In conclusion, we have shown that adherence to the 2010 DGA is associated with measures of blood flow velocity and arterial wave reflection, but not related to brachial FMD. Importantly, we have demonstrated that diet may be particularly related to vascular health in adults younger than 50 years. Future studies should examine whether interventions that increase adherence to the DGA modify vascular health, especially among younger adults.
Supplementary material
To view supplementary material for this article, please visit http://dx.doi.org/10.1017/S0007114515000859
Acknowledgements
The present study was supported by the National Institutes of Health (to K. A. S., grant no. F31AG043224 and T32DK07658, Penn State grant no. UL1TR000127, and Framingham Heart Study grant no. HL076784, HL070100, HL060040, HL080124, HL071039, HL077447 and 2-K24-HL04334). The content is solely the responsibility of the authors and does not necessarily represent the official views of the NIH. The Framingham Heart Study was conducted and supported by the National Heart, Lung, and Blood Institute in collaboration with Boston University (contract no. N01-HC-25915). This manuscript was reviewed by the participating Framingham Heart Study investigators for scientific content and consistency of data interpretation with previous Framingham Heart Study publications.

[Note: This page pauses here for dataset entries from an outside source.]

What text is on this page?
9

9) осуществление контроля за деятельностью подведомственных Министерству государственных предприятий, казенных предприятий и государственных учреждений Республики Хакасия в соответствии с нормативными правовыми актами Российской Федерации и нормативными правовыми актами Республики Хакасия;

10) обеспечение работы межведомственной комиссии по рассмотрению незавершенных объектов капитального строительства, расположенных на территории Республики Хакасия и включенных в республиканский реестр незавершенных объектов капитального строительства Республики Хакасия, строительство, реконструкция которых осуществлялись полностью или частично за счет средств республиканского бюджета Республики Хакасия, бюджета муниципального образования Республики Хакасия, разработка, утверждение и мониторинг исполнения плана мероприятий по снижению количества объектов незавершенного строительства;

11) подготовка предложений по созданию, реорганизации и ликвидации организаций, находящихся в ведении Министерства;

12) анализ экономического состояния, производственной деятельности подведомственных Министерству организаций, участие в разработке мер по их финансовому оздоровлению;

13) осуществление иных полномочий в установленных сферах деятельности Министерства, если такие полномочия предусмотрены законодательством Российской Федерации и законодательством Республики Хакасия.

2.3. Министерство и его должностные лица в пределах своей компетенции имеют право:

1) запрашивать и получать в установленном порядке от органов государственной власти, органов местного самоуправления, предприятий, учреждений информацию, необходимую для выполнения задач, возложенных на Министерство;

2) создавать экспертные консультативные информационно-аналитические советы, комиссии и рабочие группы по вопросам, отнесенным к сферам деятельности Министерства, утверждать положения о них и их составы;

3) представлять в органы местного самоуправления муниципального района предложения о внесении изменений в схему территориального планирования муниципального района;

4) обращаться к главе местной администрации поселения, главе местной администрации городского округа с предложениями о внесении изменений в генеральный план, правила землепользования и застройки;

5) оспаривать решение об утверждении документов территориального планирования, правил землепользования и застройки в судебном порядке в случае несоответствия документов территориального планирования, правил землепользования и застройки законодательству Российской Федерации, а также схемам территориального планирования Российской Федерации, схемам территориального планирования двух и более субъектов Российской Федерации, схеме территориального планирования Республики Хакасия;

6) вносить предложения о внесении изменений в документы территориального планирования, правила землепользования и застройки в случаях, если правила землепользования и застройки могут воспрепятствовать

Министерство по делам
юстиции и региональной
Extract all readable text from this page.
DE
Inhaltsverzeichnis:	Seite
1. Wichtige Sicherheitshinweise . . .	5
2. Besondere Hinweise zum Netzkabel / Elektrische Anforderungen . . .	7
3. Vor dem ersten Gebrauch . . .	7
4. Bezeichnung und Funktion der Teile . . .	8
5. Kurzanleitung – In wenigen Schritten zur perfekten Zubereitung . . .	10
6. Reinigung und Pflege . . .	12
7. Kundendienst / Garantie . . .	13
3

The authors' contributions are as follows: K. A. S. conducted the analysis and drafted the manuscript; D. N. P., M. C., P. F. J., L. M. T., N. W., N. M. H., J. A. V., R. S. V., G. F. M. and S. G. W. assisted in the creation, design, analysis and interpretation of the project. All authors critically revised and approved the final manuscript.
The authors declare that there are no conflicts of interest.